A familiar phenomenon in education is that those who need the most support are usually the furthest away from receiving it. Whether this is the parents of the students most in need but least likely to be seen at a parents evening, or the schools on the edge, schools who may be the hardest to engage in a cluster. With a good deal of instability around the future role of Local Authorities or Childrens Services and the prospect of more stand alone academies and parent run schools, one might ask who is going to keep an eye on this free for all.

It is perhaps to the US we could look for a model that could be adapted here – the concept of the School Superintendent. We may even have had such a role ourselves in a previous age. The Superintendent has the power (through a Board or elected Committee) to intervene to support local groups of schools. They might broker arrangements to ensure that all schools are supported through clusters and help prevent situations where different types of schools go it alone. They might also relieve some of the pressure of Head Teachers by representing the cause for the strategic local interests and support the move to integrated agency approaches at a local level. You obviously need the right person in the job but then that’s true of all posts in education.

Social Pedagogy

 

Social Pedagogy covers the realm of Community Education and is essentially a blending of the approaches to social work and education. The origin of the concept lies in progressive European ideas that encompass the concepts of social skills and democratic entitlement. The latter idea has been developed by both Dewey and Freire in relation to democratic or critical pedagogies, particularly for disadvantaged groups in society.

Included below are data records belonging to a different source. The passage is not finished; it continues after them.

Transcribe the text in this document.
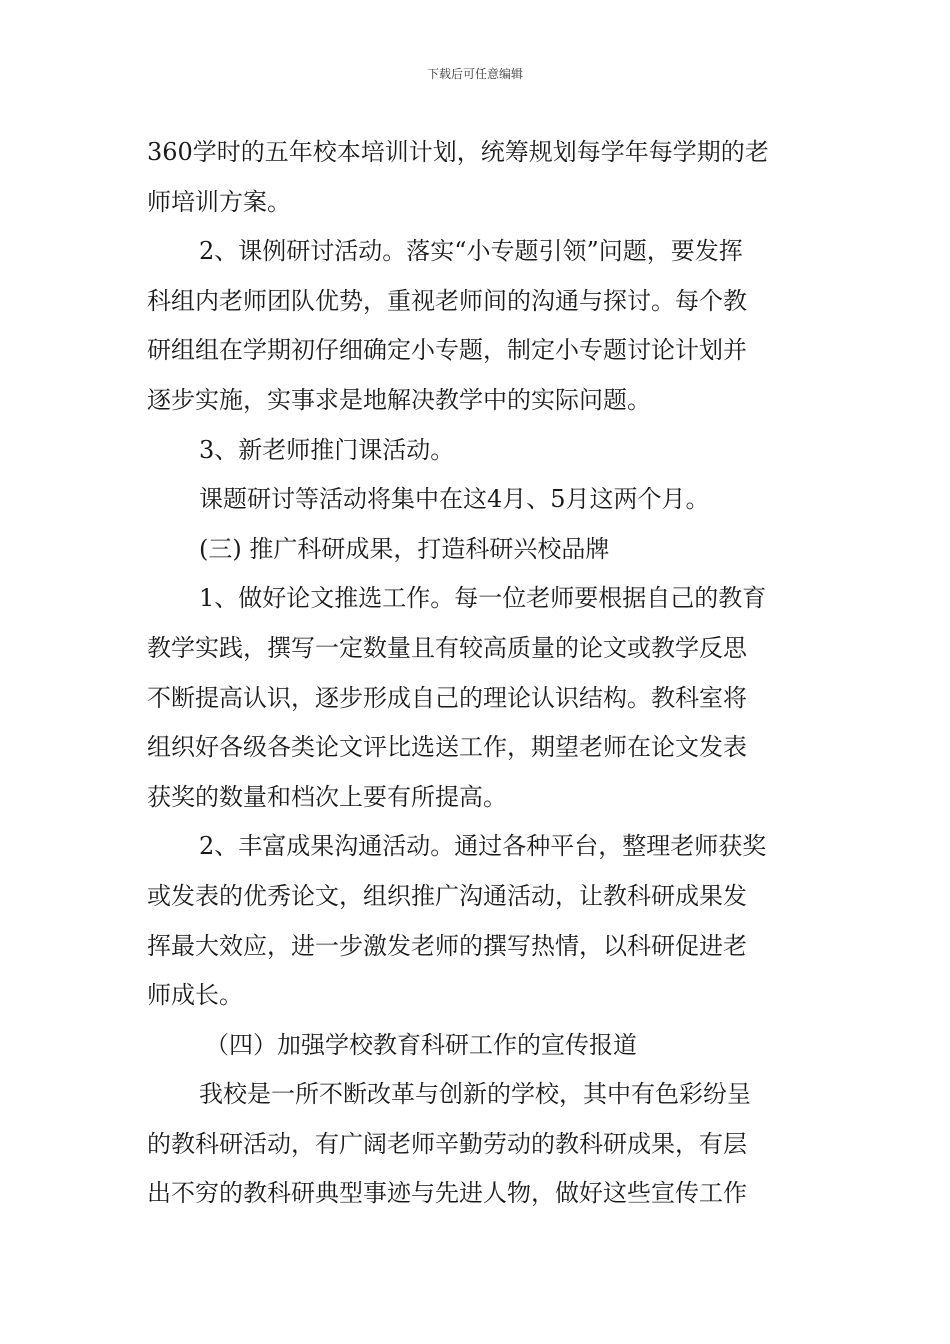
下载后可任意编辑
360学时的五年校本培训计划，统筹规划每学年每学期的老
师培训方案。
2、课例研讨活动。落实“小专题引领”问题，要发挥
科组内老师团队优势，重视老师间的沟通与探讨。每个教
研组组在学期初仔细确定小专题，制定小专题讨论计划并
逐步实施，实事求是地解决教学中的实际问题。
3、新老师推门课活动。
课题研讨等活动将集中在这4月、5月这两个月。
(三) 推广科研成果，打造科研兴校品牌
1、做好论文推选工作。每一位老师要根据自己的教育
教学实践，撰写一定数量且有较高质量的论文或教学反思
不断提高认识，逐步形成自己的理论认识结构。教科室将
组织好各级各类论文评比选送工作，期望老师在论文发表
获奖的数量和档次上要有所提高。
2、丰富成果沟通活动。通过各种平台，整理老师获奖
或发表的优秀论文，组织推广沟通活动，让教科研成果发
挥最大效应，进一步激发老师的撰写热情，以科研促进老
师成长。
（四）加强学校教育科研工作的宣传报道
我校是一所不断改革与创新的学校，其中有色彩纷呈
的教科研活动，有广阔老师辛勤劳动的教科研成果，有层
出不穷的教科研典型事迹与先进人物，做好这些宣传工作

Social Pedagogy is proving a useful concept to support the Every Child Matters agenda in the UK. To be seen as valuable, such approaches will need to address some of the perennial issues that emerge for young people often caused by a lack of parental support and family instability, peer pressure and community ethos, motivation, weak social and language skills, with the resultant impact on achievement, mental and physical well being.

The new training agenda for the Childrens Workforce will be a good place to begin to shape a local, context specific social pedagogy.